Total trophy bass catch and abundance in Florida are great metrics to have and should prove useful in a number of ways. First, they can help the folks behind the scenes at TrophyCatch and the program’s corporate sponsors prepare for the increased volume of submissions that are likely to come as participation in the program grows. It probably wouldn’t be unreasonable for last season’s verified entries (991) to double or triple in coming years. Second, having an estimate of catch and abundance of trophy bass allows us to delve into economics of Florida bass fishing from a trophy-bass perspective and consider per capita value. Florida’s bass industry was estimated to have a $1.25 billion dollar economic impact in 2011. If we were to boil down the state’s bass fisheries to only consider trophy-sized bass, it would result in economic values of $60,000-70,000 per trophy bass. Plus, putting a number on the finite number of trophy bass we have in Florida may cause trophy-bass conservation to resonate a little louder with anglers. Lastly, having these estimates will provide a way to evaluate large-scale bass management actions. For instance, the FWC is in the process of considering a proposed new statewide bass harvest regulation, which has been tailored partially to foster growth of more trophy bass. Tracking catch and abundance of trophy bass via TrophyCatch and the tagging study should provide a great gauge of its effects, if the rule is implemented.
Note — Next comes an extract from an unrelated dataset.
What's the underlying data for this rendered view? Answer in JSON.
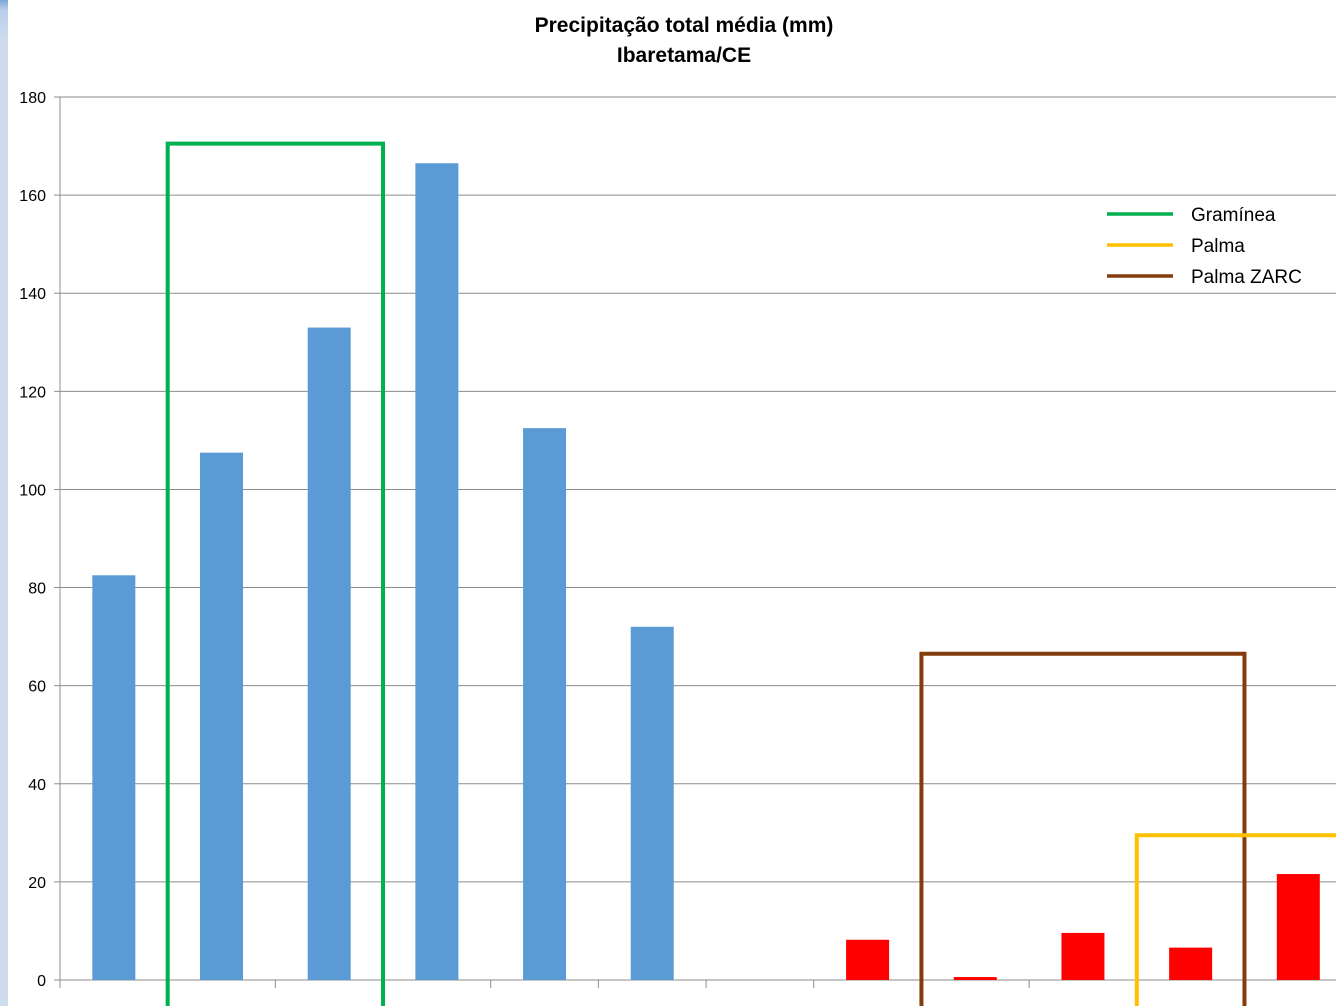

Meanwhile, TrophyCatch and the trophy-bass tagging study will continue to keep a finger on the pulse of Florida’s trophy-bass fisheries. To register and get familiar with the submission procedures for TrophyCatch, please check out the website today. It’s a great way to get involved in science and conservation for trophy bass in Florida. If you happen to catch a tagged bass, clip the tag close to the bass’s body and retain the external end for record keeping. It has a unique identification code and telephone number (850-363-6037) for reporting your catch and collecting the tag-return reward.